30th Infantry Regiment was formed on June 18, 1862, with Colonel Archibald J. McNeill as the original commander. The unit was raised as a mounted infantry or cavalry regiment and was originally designated as the 5th Arkansas Cavalry.

In early June 1862 Major McNeill was ordered by Major General Hindman to Crowley's Ridge to conscript roving and unattached companies. The state was facing an invasion in the aftermath of the defeat of General Earl Van Dorn at the Battle of Pea Ridge. Immediately following the battle, General Van Dorn and his Army of the West had been ordered to the east side of the Mississippi to support what would become the Battle of Shiloh. General Van Dorn had stripped the State of Arkansas of all organized units and supplies. General Hindman was placed in command of the new Department of the Trans-Mississippi and immediate began organizing a new army. General Hindman's guidance to Major McNeill and others attempting to organize new regiments in Northeast Arkansas in the face of an imminent invasion threat was to organize rapidly and put each company in the field as soon as completed and attack the enemy.

By June 13, 1862, Major McNeill reported from Madison to General Hindman:

"I found no organization at all here. I think I will have three companies in this county in ten days. I start for the upper part of my district to organize it, in the morning, which is in a better shape of organization. I have sent a scouting party toward Memphis to burn the boats on Blackfish River and ascertain the position of the enemy. I will not leave a stone unturned."

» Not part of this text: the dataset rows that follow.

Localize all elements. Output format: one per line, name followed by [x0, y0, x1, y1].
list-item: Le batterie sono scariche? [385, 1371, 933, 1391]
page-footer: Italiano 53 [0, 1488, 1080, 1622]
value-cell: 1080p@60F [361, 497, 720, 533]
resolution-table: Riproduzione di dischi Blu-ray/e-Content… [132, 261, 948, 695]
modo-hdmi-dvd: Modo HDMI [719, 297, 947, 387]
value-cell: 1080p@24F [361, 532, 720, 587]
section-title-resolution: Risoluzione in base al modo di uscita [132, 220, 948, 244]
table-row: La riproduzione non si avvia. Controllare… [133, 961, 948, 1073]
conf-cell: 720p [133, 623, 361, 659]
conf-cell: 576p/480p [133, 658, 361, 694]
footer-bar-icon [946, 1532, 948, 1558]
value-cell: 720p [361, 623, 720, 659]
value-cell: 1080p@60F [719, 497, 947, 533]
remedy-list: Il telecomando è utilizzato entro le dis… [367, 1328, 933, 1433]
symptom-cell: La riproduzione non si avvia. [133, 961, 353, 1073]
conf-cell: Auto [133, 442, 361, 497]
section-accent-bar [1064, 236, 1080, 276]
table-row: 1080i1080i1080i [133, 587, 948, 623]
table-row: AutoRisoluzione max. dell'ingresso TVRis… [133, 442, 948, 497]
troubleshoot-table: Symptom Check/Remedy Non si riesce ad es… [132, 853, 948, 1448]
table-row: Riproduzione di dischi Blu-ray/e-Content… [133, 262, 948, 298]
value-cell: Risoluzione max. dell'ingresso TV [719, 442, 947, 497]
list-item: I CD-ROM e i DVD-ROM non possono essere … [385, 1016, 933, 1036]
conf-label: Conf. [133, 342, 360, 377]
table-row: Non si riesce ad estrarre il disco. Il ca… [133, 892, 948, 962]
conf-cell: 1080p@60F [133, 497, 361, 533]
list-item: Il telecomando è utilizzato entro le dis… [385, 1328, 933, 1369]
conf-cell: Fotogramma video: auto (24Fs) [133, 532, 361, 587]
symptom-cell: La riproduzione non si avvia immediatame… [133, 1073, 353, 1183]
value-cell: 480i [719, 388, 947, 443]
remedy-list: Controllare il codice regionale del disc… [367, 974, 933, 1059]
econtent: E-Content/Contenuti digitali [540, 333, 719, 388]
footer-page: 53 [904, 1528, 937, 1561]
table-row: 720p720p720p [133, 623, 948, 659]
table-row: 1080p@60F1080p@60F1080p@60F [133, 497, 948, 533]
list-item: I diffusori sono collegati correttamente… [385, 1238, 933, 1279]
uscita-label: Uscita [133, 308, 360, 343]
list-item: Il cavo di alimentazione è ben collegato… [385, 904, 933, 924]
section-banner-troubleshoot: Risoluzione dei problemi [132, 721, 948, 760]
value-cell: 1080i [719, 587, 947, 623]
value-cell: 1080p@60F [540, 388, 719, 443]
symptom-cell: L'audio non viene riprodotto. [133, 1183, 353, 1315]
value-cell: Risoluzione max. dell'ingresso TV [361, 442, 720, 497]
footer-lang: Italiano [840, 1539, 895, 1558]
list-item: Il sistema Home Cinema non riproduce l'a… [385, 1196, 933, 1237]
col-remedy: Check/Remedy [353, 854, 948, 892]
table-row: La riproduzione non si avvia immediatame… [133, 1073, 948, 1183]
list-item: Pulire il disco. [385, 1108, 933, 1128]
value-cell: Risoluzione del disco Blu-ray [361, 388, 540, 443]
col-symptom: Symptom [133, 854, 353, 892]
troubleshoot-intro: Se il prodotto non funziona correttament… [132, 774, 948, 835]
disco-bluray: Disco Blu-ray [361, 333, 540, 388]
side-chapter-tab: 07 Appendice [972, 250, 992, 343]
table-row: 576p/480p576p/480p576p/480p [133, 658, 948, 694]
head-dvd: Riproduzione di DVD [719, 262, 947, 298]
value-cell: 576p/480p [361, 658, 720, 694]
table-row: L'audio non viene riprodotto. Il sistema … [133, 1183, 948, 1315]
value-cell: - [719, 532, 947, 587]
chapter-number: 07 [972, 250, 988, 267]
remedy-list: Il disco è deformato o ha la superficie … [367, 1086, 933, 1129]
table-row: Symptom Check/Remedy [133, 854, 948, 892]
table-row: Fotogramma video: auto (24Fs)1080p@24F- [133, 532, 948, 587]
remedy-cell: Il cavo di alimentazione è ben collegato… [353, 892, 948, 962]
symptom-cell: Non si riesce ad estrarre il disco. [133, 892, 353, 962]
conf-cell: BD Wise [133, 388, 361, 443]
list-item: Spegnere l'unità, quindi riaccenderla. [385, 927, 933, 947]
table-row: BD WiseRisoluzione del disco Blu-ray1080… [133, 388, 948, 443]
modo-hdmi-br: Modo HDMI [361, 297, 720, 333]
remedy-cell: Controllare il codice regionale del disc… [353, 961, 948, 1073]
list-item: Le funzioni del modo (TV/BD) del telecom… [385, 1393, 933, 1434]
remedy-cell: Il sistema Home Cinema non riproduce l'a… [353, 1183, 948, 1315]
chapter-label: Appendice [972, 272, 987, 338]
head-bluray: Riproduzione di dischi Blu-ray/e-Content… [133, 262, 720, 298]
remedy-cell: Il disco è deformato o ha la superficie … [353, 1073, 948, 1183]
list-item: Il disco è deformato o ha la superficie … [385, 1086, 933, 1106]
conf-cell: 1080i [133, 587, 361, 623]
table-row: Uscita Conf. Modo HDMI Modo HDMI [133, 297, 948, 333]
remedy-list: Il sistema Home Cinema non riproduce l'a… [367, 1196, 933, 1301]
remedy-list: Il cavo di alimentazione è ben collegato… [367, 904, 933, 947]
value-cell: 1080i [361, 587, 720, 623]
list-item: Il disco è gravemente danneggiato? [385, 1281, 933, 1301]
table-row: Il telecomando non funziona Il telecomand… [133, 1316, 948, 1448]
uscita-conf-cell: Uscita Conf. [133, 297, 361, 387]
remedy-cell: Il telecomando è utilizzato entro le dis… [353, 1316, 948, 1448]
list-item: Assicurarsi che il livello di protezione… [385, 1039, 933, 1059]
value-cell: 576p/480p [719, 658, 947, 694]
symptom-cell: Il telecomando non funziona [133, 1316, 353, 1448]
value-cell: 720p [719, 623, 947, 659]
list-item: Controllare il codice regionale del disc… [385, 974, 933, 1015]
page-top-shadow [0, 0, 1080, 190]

The companies which Major McNeill found and began to organize into a regiment were originally mounted. By June 18, 1862 Major McNeil reported the companies organized under authority given him to raise a regiment. On August 8, 1862, in Special Orders 60, Army of the South West, General Hindman appointed Major A. J. McNeill as commander of McNeill's Regiment of Arkansas Infantry with date of rank to June 18, 1862, the date that McNeill had first reported the formation of his regiment. Companies continued to be added to McNeill's command through the summer, but by July 10, 1862, General Hindman had ordered McNeill's command dismounted and its horses sent home.